The forecasts, prepared by Cambridge Econometrics, predict that UK CO2 emissions will amount to 136.3 million tonnes of carbon in 2020, just 15% lower than they were in 1990. The draft Climate Change Bill has set a goal of cutting emissions by between 26% and 32% by 2020.
The figures contrast with official government projections predicting that emissions will be between 20% and 26% lower in 2020.
One reason for the discrepancy is that the new forecasts do not take account of measures in the energy White Paper published in May, as they “have not as yet been followed by concrete policy measures” so the shortfall is likely to be less than anticipated.
Nevertheless a 11% hole will be hard to fill, and the measures in the energy White Paper on their own will be unlikely to bridge the whole gap.
The forecasts also suggest that the UK will miss its renewable electricity targets for 2010 and 2015 by a wide margin.
They predict that just 5% of electricity will come from renewable sources in 2010, rising to 12.5% in 2015, well short of government targets of 10% and 15% respectively.

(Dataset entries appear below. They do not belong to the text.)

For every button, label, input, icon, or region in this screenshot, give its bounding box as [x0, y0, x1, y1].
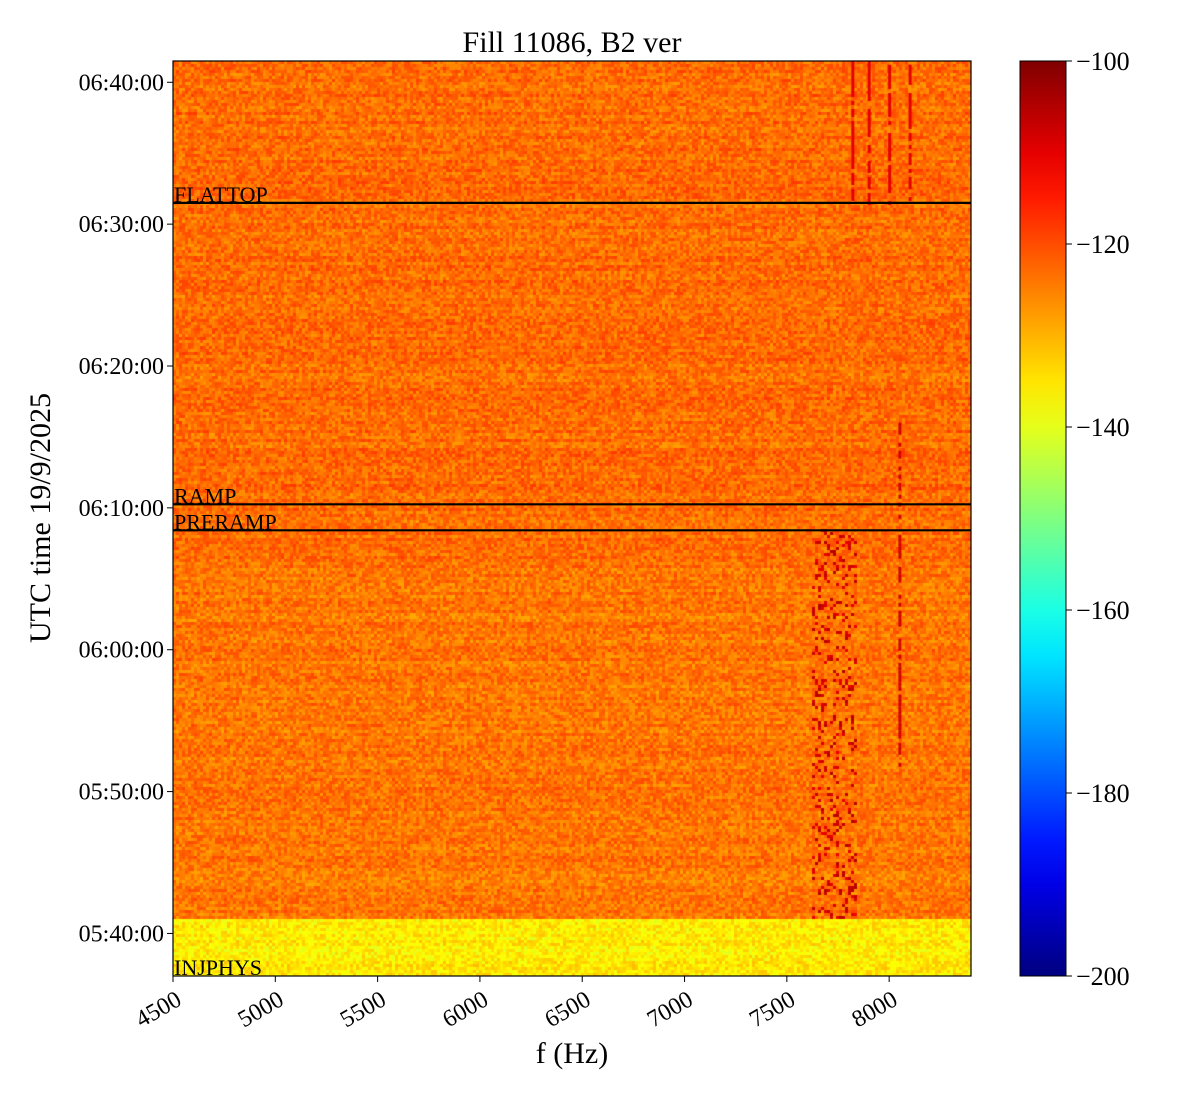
- y-tick-label: 06:10:00: [79, 496, 164, 522]
- colorbar-tick-label: −140: [1076, 413, 1130, 442]
- y-tick-label: 06:30:00: [79, 212, 164, 238]
- x-tick-label: 6000: [438, 987, 493, 1034]
- phase-label: FLATTOP: [174, 182, 268, 207]
- x-tick-label: 6500: [541, 987, 596, 1034]
- phase-label: PRERAMP: [174, 509, 277, 534]
- colorbar-tick-label: −200: [1076, 962, 1130, 991]
- y-tick-label: 05:40:00: [79, 921, 164, 947]
- colorbar-tick-label: −100: [1076, 47, 1130, 76]
- spectrogram-image: [173, 61, 971, 976]
- y-tick-label: 06:20:00: [79, 354, 164, 380]
- colorbar-tick-label: −180: [1076, 779, 1130, 808]
- colorbar-gradient: [1019, 60, 1067, 977]
- chart-title: Fill 11086, B2 ver: [463, 26, 682, 59]
- colorbar: −100 −120 −140 −160 −180 −200: [1019, 47, 1130, 991]
- x-tick-label: 7000: [643, 987, 698, 1034]
- x-tick-label: 8000: [848, 987, 903, 1034]
- x-tick-label: 7500: [745, 987, 800, 1034]
- x-tick-label: 4500: [131, 987, 186, 1034]
- x-axis-label: f (Hz): [536, 1037, 608, 1070]
- phase-label: INJPHYS: [174, 955, 262, 980]
- colorbar-tick-label: −160: [1076, 596, 1130, 625]
- y-tick-label: 06:00:00: [79, 638, 164, 664]
- phase-label: RAMP: [174, 483, 236, 508]
- x-tick-label: 5000: [234, 987, 289, 1034]
- y-tick-label: 05:50:00: [79, 780, 164, 806]
- colorbar-tick-label: −120: [1076, 230, 1130, 259]
- x-axis: 4500 5000 5500 6000 6500 7000 7500 8000: [131, 976, 902, 1033]
- y-axis-label: UTC time 19/9/2025: [24, 393, 57, 643]
- y-axis: 05:40:00 05:50:00 06:00:00 06:10:00 06:20:00…: [79, 70, 173, 947]
- x-tick-label: 5500: [336, 987, 391, 1034]
- plot-area: [172, 60, 972, 977]
- plot-frame: [172, 60, 972, 977]
- y-tick-label: 06:40:00: [79, 70, 164, 96]
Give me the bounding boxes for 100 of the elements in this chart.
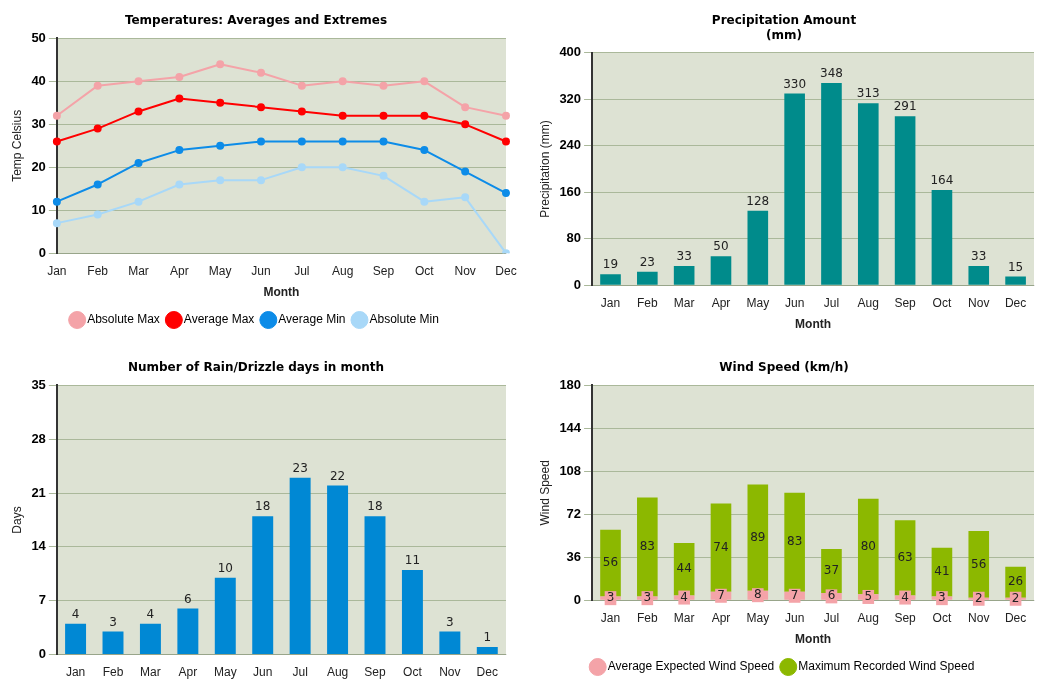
y-tick-label: 72 xyxy=(566,505,582,521)
point xyxy=(461,120,470,129)
y-axis-title: Days xyxy=(9,506,24,534)
x-tick-label: Dec xyxy=(476,665,498,680)
data-label: 348 xyxy=(820,66,843,81)
data-label: 89 xyxy=(750,529,766,544)
legend-label: Absolute Min xyxy=(369,312,439,327)
data-label: 19 xyxy=(602,257,619,272)
point xyxy=(461,167,470,176)
x-axis-title: Month xyxy=(263,285,300,300)
point xyxy=(216,176,225,185)
point xyxy=(379,81,388,90)
bar xyxy=(102,631,124,655)
point xyxy=(93,210,102,219)
y-tick-label: 180 xyxy=(559,376,582,392)
y-tick-label: 7 xyxy=(38,592,46,608)
point xyxy=(502,111,510,120)
x-tick-label: Oct xyxy=(932,295,952,310)
x-tick-label: Feb xyxy=(636,610,658,625)
y-tick-label: 144 xyxy=(559,419,582,435)
y-tick-label: 10 xyxy=(31,201,46,217)
point xyxy=(420,197,429,206)
data-label: 26 xyxy=(1007,574,1024,589)
x-tick-label: Jul xyxy=(292,665,308,680)
point xyxy=(338,77,347,86)
bar xyxy=(401,569,423,655)
data-label: 37 xyxy=(823,563,840,578)
bar xyxy=(177,608,199,655)
x-axis-title: Month xyxy=(795,632,832,647)
x-tick-label: Jun xyxy=(784,295,805,310)
x-tick-label: Sep xyxy=(372,263,395,278)
x-tick-label: Dec xyxy=(1004,295,1027,310)
point xyxy=(297,81,306,90)
point xyxy=(52,111,61,120)
y-tick-label: 320 xyxy=(559,90,582,106)
point xyxy=(175,73,184,82)
x-tick-label: Nov xyxy=(968,610,990,625)
point xyxy=(257,103,266,112)
data-label: 291 xyxy=(893,99,917,114)
bar xyxy=(747,210,769,285)
point xyxy=(257,68,266,77)
data-label: 3 xyxy=(606,590,615,605)
data-label: 3 xyxy=(109,614,117,629)
data-label: 3 xyxy=(938,590,946,605)
data-label: 56 xyxy=(602,555,619,570)
point xyxy=(420,146,429,155)
point xyxy=(297,163,306,172)
data-label: 1 xyxy=(483,630,492,645)
data-label: 2 xyxy=(1011,590,1020,605)
bar xyxy=(673,266,695,285)
bar xyxy=(710,256,732,285)
data-label: 83 xyxy=(639,539,655,554)
x-tick-label: Feb xyxy=(87,263,109,278)
y-tick-label: 0 xyxy=(38,244,46,260)
chart-title: Wind Speed (km/h) xyxy=(719,360,849,375)
data-label: 50 xyxy=(713,239,729,254)
point xyxy=(175,94,184,103)
x-tick-label: May xyxy=(213,665,237,680)
y-axis-title: Wind Speed xyxy=(537,460,552,526)
y-axis-title: Temp Celsius xyxy=(9,109,24,182)
x-tick-label: Jan xyxy=(600,295,621,310)
bar xyxy=(1005,276,1026,285)
point xyxy=(93,180,102,189)
point xyxy=(379,171,388,180)
point xyxy=(93,81,102,90)
data-label: 18 xyxy=(367,499,383,514)
x-tick-label: May xyxy=(746,610,770,625)
point xyxy=(52,137,61,146)
point xyxy=(134,158,143,167)
point xyxy=(52,219,61,228)
y-tick-label: 240 xyxy=(559,137,582,153)
data-label: 128 xyxy=(746,193,770,208)
y-tick-label: 20 xyxy=(31,158,46,174)
x-tick-label: Oct xyxy=(932,610,952,625)
point xyxy=(502,137,510,146)
y-tick-label: 108 xyxy=(559,462,582,478)
legend-label: Absolute Max xyxy=(87,312,160,327)
bar xyxy=(364,516,386,655)
y-tick-label: 14 xyxy=(31,538,47,554)
x-tick-label: Sep xyxy=(894,295,917,310)
chart-title: Precipitation Amount (mm) xyxy=(711,13,857,42)
legend-label: Average Max xyxy=(183,312,255,327)
bar xyxy=(600,274,621,285)
bar xyxy=(894,116,916,285)
data-label: 23 xyxy=(639,254,655,269)
y-tick-label: 160 xyxy=(559,183,582,199)
point xyxy=(338,137,347,146)
data-label: 6 xyxy=(827,588,836,603)
x-tick-label: Apr xyxy=(711,295,731,310)
x-tick-label: Jul xyxy=(823,610,840,625)
y-tick-label: 50 xyxy=(31,29,46,45)
bar xyxy=(252,516,274,655)
point xyxy=(297,137,306,146)
x-tick-label: Nov xyxy=(439,665,461,680)
data-label: 2 xyxy=(974,590,983,605)
x-tick-label: Aug xyxy=(857,295,879,310)
x-tick-label: Mar xyxy=(673,610,695,625)
data-label: 83 xyxy=(786,534,803,549)
chart-title: Temperatures: Averages and Extremes xyxy=(124,13,388,28)
bar xyxy=(784,93,805,285)
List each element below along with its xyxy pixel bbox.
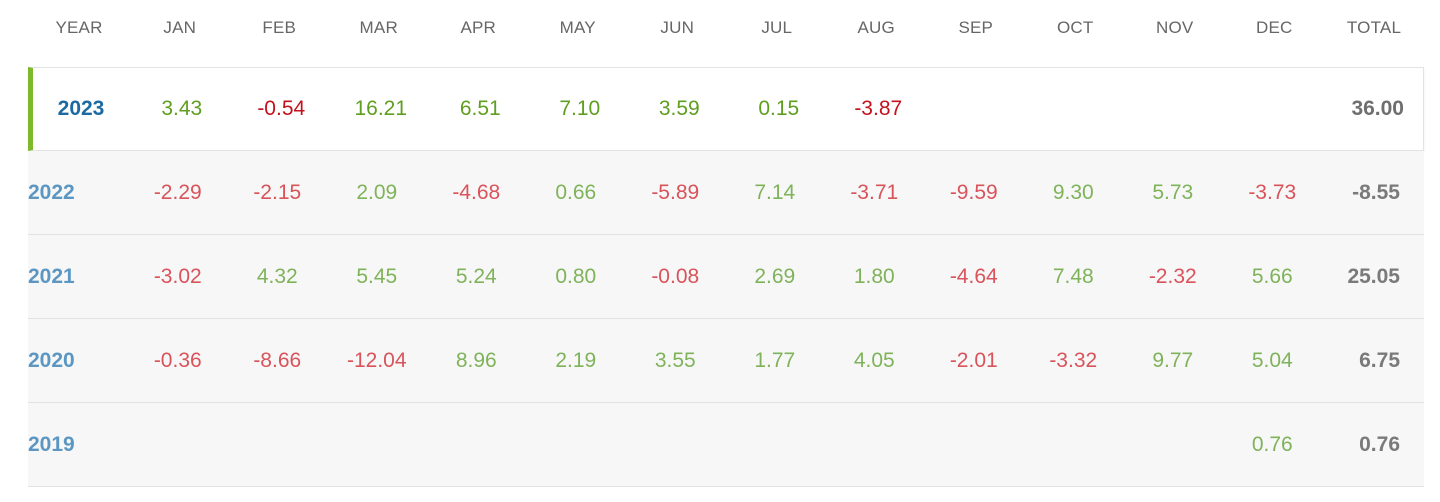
header-month: AUG <box>857 18 895 37</box>
month-value: -3.71 <box>850 180 899 204</box>
row-total: -8.55 <box>1352 180 1400 204</box>
row-total: 6.75 <box>1359 348 1400 372</box>
header-month: MAR <box>359 18 398 37</box>
table-row: 2019 0.76 0.76 <box>28 403 1424 487</box>
header-total: TOTAL <box>1346 18 1402 37</box>
month-value: -8.66 <box>253 348 302 372</box>
table-row-current: 2023 3.43 -0.54 16.21 6.51 7.10 3.59 0.15 -3.87 3… <box>28 67 1424 151</box>
header-month: APR <box>460 18 497 37</box>
month-value: 3.55 <box>654 348 696 372</box>
row-total: 36.00 <box>1351 97 1404 120</box>
month-value: 1.77 <box>754 348 796 372</box>
row-year[interactable]: 2023 <box>57 97 105 120</box>
table-header: YEAR JAN FEB MAR APR MAY JUN JUL AUG SEP… <box>28 0 1424 56</box>
month-value: -2.29 <box>153 180 202 204</box>
month-value: -3.87 <box>854 97 903 120</box>
month-value: -5.89 <box>651 180 700 204</box>
month-value: 5.66 <box>1251 264 1293 288</box>
month-value: 1.80 <box>853 264 895 288</box>
month-value: 2.19 <box>555 348 597 372</box>
month-value: 8.96 <box>455 348 497 372</box>
row-total: 25.05 <box>1347 264 1400 288</box>
month-value: 7.10 <box>559 97 601 120</box>
row-year[interactable]: 2021 <box>28 264 75 288</box>
month-value: -4.64 <box>949 264 998 288</box>
table-row: 2021 -3.02 4.32 5.45 5.24 0.80 -0.08 2.69 1.80 -4… <box>28 235 1424 319</box>
month-value: -3.32 <box>1049 348 1098 372</box>
month-value: -4.68 <box>452 180 501 204</box>
header-month: SEP <box>958 18 994 37</box>
month-value: 5.73 <box>1152 180 1194 204</box>
month-value: -0.54 <box>257 97 306 120</box>
month-value: 5.04 <box>1251 348 1293 372</box>
month-value: 0.15 <box>758 97 800 120</box>
month-value: 7.14 <box>754 180 796 204</box>
month-value: 3.43 <box>161 97 203 120</box>
month-value: 0.76 <box>1251 432 1293 456</box>
table-body: 2023 3.43 -0.54 16.21 6.51 7.10 3.59 0.15 -3.87 3… <box>28 67 1424 487</box>
month-value: 9.30 <box>1052 180 1094 204</box>
row-year[interactable]: 2020 <box>28 348 75 372</box>
month-value: -0.36 <box>153 348 202 372</box>
month-value: 5.45 <box>356 264 398 288</box>
row-total: 0.76 <box>1359 432 1400 456</box>
table-row: 2020 -0.36 -8.66 -12.04 8.96 2.19 3.55 1.77 4.05… <box>28 319 1424 403</box>
month-value: 3.59 <box>658 97 700 120</box>
month-value: -2.01 <box>949 348 998 372</box>
header-month: MAY <box>559 18 596 37</box>
header-month: JAN <box>163 18 197 37</box>
month-value: 16.21 <box>354 97 408 120</box>
month-value: 9.77 <box>1152 348 1194 372</box>
month-value: -0.08 <box>651 264 700 288</box>
header-year: YEAR <box>55 18 103 37</box>
month-value: 4.32 <box>256 264 298 288</box>
row-year[interactable]: 2022 <box>28 180 75 204</box>
header-month: JUN <box>660 18 695 37</box>
month-value: 4.05 <box>853 348 895 372</box>
month-value: 6.51 <box>459 97 501 120</box>
header-month: FEB <box>262 18 297 37</box>
table-row: 2022 -2.29 -2.15 2.09 -4.68 0.66 -5.89 7.14 -3.7… <box>28 151 1424 235</box>
row-year[interactable]: 2019 <box>28 432 75 456</box>
month-value: -3.73 <box>1248 180 1297 204</box>
month-value: 7.48 <box>1052 264 1094 288</box>
month-value: -9.59 <box>949 180 998 204</box>
header-month: DEC <box>1256 18 1293 37</box>
month-value: -2.15 <box>253 180 302 204</box>
month-value: -12.04 <box>346 348 407 372</box>
header-month: OCT <box>1057 18 1094 37</box>
month-value: 2.09 <box>356 180 398 204</box>
month-value: 2.69 <box>754 264 796 288</box>
month-value: 5.24 <box>455 264 497 288</box>
month-value: 0.80 <box>555 264 597 288</box>
month-value: -3.02 <box>153 264 202 288</box>
header-month: NOV <box>1156 18 1194 37</box>
month-value: -2.32 <box>1148 264 1197 288</box>
monthly-returns-table: YEAR JAN FEB MAR APR MAY JUN JUL AUG SEP… <box>28 0 1424 487</box>
header-month: JUL <box>761 18 793 37</box>
month-value: 0.66 <box>555 180 597 204</box>
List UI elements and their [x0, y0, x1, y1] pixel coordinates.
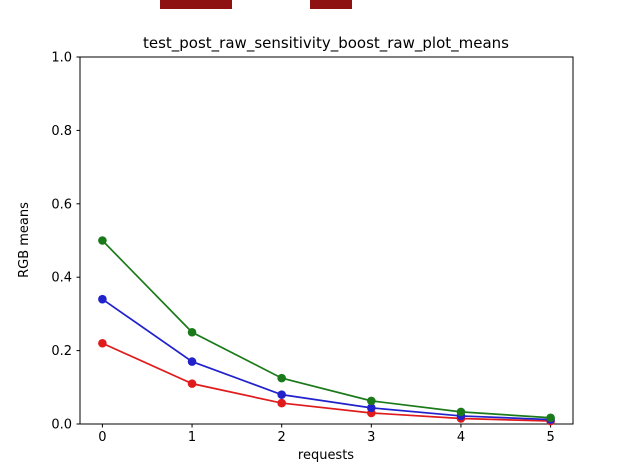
- y-tick-label: 1.0: [51, 51, 72, 66]
- y-tick-label: 0.0: [51, 418, 72, 433]
- screen-artifact: [310, 0, 352, 9]
- chart-title: test_post_raw_sensitivity_boost_raw_plot…: [143, 34, 509, 53]
- x-tick-label: 2: [278, 430, 286, 445]
- x-tick-label: 1: [188, 430, 196, 445]
- series-marker-red: [98, 338, 107, 348]
- series-marker-blue: [367, 403, 376, 413]
- y-tick-label: 0.4: [51, 271, 72, 286]
- series-marker-green: [456, 407, 466, 417]
- x-tick-label: 4: [457, 430, 465, 445]
- series-marker-green: [187, 327, 197, 337]
- series-line-red: [102, 342, 551, 422]
- series-marker-green: [546, 413, 555, 423]
- series-marker-green: [98, 236, 107, 245]
- series-marker-green: [367, 396, 376, 406]
- series-marker-red: [187, 379, 197, 388]
- y-axis-label: RGB means: [17, 202, 32, 278]
- x-axis-label: requests: [298, 448, 354, 463]
- series-marker-blue: [277, 390, 286, 399]
- y-tick-label: 0.2: [51, 344, 72, 359]
- screen-artifact: [160, 0, 232, 9]
- x-tick-label: 3: [367, 430, 375, 445]
- y-tick-label: 0.6: [51, 197, 72, 212]
- series-marker-blue: [187, 357, 197, 366]
- x-tick-label: 5: [546, 430, 554, 445]
- series-marker-red: [277, 398, 286, 408]
- series-marker-green: [277, 373, 286, 383]
- series-line-green: [101, 239, 551, 419]
- y-tick-label: 0.8: [51, 124, 72, 139]
- series-marker-blue: [98, 294, 107, 304]
- plot-area: 0 1 2 3 4 5 0.0 0.2 0.4 0.6 0.8 1.0: [51, 51, 574, 445]
- x-tick-label: 0: [98, 430, 106, 445]
- series-line-blue: [101, 298, 551, 421]
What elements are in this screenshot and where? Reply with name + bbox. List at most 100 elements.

But the picture improves by 2020, when the report predicts that renewables will supply 19% of electricity – just 1% short of the government’s target for that year.
“These forecasts provide a reality check to the rhetoric on climate change that is now standard government fare,” said Professor Paul Ekins, who co-edited the report. “The government’s policies to promote a low carbon future are not yet sufficient to meet the carbon challenge set out in the energy white paper and draft climate change Bill.”
“Even achieving at least a 26% reduction on 1990 levels will be an uphill struggle unless the energy White Paper is followed by robust policy measures that promote carbon reductions.”